Le ambiguità e la problematicità dello storytelling suggeriscono alle aziende di prestare particolare attenzione ai loro investimenti finalizzati alla creazione di contenuti. L’allocazione di budget appositi è necessaria ma lo è ancora di più l’attenzione che deve essere posta sulla qualità delle risorse prodotte e sul loro utilizzo o destinazione di scopo.  Dietro ogni narrazione ci deve essere una strategia, un programma articolato di attività, la scelta di partner affidabili con cui collaborare e di autori o protagonisti dello storytelling capaci di tradurre in racconti i messaggi e i contenuti della strategia aziendale, della Marca o dei prodotti.

L’attenzione costante è necessaria anche perché la lettura online è diversa da quella offline. Secondo molti studi, online le persone leggono solo il 50/60% del testo e il tempi di permanenza sulla pagina online dei naviganti che leggono non supera il 15 secondi. Se questa è la realtà un testo breve avrebbe maggiori possibilità di essere letto, sempre per il 60% e forse potrebbe favorire la lettura di altri testi simili facendo aumentare il tempo di permanenza su una pagina o sito web.

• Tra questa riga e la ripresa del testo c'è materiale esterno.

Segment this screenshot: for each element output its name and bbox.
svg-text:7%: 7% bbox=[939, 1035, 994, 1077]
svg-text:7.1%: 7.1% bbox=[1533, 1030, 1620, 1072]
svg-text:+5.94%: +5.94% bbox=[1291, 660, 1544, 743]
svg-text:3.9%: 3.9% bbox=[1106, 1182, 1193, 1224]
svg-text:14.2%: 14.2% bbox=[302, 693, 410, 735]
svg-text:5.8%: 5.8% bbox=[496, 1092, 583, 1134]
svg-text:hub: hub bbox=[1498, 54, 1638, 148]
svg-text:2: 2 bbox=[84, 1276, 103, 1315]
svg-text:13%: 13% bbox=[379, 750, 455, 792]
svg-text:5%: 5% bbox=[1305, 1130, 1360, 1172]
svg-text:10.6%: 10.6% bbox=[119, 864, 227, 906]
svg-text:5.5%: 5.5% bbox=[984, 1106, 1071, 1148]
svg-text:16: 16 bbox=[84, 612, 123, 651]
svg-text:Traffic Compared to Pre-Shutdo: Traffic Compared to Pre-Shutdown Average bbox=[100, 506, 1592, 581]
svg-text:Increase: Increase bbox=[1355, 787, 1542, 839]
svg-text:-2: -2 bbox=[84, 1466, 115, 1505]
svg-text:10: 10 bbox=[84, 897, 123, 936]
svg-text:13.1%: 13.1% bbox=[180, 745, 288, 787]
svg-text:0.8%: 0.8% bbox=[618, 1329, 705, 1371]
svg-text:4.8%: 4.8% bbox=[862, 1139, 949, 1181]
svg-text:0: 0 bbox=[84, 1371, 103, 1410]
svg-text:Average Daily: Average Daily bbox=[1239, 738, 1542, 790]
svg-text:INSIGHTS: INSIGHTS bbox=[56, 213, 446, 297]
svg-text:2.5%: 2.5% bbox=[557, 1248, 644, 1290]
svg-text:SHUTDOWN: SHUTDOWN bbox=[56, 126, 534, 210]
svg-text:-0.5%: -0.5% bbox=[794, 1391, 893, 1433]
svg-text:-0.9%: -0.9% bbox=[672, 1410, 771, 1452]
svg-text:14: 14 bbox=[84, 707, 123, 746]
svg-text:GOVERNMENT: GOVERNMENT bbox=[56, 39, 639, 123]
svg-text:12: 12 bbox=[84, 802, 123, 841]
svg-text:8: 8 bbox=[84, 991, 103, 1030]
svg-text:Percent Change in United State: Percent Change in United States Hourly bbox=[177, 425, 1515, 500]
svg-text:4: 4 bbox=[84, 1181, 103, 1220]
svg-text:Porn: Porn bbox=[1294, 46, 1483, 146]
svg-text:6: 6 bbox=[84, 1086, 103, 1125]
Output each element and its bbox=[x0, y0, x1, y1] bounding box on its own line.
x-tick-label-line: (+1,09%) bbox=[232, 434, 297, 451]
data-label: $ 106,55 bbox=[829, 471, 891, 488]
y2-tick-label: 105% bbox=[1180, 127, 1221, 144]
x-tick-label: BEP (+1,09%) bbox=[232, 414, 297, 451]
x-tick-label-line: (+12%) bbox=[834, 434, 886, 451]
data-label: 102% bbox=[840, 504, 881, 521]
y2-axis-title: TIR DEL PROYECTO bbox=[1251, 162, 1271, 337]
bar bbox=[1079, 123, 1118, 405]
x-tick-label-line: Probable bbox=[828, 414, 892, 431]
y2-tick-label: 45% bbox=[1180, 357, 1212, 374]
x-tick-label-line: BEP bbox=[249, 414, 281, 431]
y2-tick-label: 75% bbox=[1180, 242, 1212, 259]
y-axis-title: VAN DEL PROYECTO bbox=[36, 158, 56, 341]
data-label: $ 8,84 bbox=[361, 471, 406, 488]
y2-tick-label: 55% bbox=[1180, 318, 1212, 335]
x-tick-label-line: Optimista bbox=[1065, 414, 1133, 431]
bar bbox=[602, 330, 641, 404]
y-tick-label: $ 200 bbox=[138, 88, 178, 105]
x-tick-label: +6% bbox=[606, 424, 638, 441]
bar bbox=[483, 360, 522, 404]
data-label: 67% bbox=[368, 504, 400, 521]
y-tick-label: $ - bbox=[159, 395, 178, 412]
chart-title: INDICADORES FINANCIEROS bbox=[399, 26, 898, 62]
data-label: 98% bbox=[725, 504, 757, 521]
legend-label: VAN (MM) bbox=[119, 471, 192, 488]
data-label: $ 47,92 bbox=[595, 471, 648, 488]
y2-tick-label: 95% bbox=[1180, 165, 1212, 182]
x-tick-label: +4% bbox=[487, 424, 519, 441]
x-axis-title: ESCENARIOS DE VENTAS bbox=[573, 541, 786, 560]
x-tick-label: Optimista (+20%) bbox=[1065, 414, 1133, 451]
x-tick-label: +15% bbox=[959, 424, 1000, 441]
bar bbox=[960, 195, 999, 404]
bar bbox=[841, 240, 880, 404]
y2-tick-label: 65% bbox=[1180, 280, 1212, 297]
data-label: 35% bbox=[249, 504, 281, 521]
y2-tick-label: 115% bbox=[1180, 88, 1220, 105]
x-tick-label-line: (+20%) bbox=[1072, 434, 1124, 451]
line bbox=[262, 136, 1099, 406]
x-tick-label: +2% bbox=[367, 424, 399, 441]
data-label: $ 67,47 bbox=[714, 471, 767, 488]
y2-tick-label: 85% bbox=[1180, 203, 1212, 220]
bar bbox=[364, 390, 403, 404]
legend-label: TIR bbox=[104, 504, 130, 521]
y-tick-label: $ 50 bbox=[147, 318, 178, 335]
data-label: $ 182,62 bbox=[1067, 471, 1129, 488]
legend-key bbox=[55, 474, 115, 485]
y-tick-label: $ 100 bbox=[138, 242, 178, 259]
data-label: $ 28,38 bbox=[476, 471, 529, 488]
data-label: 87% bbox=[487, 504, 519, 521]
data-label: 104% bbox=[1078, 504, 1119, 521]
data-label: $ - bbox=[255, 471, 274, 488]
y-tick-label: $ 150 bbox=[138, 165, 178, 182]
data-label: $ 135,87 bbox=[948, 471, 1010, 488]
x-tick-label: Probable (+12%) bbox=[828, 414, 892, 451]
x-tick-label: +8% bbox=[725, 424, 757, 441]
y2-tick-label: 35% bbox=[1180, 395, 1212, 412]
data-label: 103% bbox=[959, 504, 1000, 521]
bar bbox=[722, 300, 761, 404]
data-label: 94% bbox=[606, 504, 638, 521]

Se corto è meglio, non è detto che lungo sia sbagliato. Per tirare una conclusione è utile sottolineare che i due approcci sono diversi ma che entrambi possono essere efficaci e produrre risultati positivi. Contenuti lunghi possono richiamare una coda lunga di traffico SEO (su SoloTablet abbiamo alcuni di questi testi che generano traffico quotidiano da quando sono stati pubblicati, non a caso nella sezione Approfondimenti) e sono più facili da promuovere. Contenuti brevi sono perfetti per generare curiosità e traffico quotidiano anche se difficilmente potrebbero produrre letture costanti e giornaliere.

La soluzione sembra essere la produzione di contenuti sia lunghi sia brevi. I racconti e le narrazioni a cui danno forma devono però essere inseriti all’interno di una strategia marketing e di comunicazione attenta al target di mercato e alle audience di riferimento, siano essi clienti acquisiti o potenziali, abitanti abituali degli spazi della Rete o semplici naviganti. Una strategia mista, ibrida dovrebbe permettere di raggiungere un numero maggiore di persone e soddisfare bisogni diversi, quelli di persone che amano i racconti lunghi (i romanzi o le serie televisive) e quelli che amano pillole di narrazione, non necessariamente tra loro collegate. Il successo finale della narrazione frutto di una strategia mista dipenderà sempre da fattori molteplici, il primo dei quali non è comunque mai sotto il pieno controllo degli attori della narrazione. Il controllo è ormai nelle mano di Google, Facebook e aziende simili molto attente a gestire le loro applicazioni e attività online in modo da realizzare con successo i loro modelli di business. Il fatto che sia così lo dimostra il successo delle loro narrazioni, molto lontane dalle loro reali finalità reali, e tutte infarcite di concetti e pensieri che tanto piacciono agli utenti della Rete: libertà, democrazia, reputazione, visibilità, socialità. Social networking, conversazione, ecc. ecc. Molti naviganti e lettori della Rete così come molti autori e protagonisti dello storytelling sono contenti di credere alle favole che compongono le narrazioni dei protagonisti della rivoluzione tecnologica attuale ma dovrebbe maturare la consapevolezza che si tratta appunto di favole!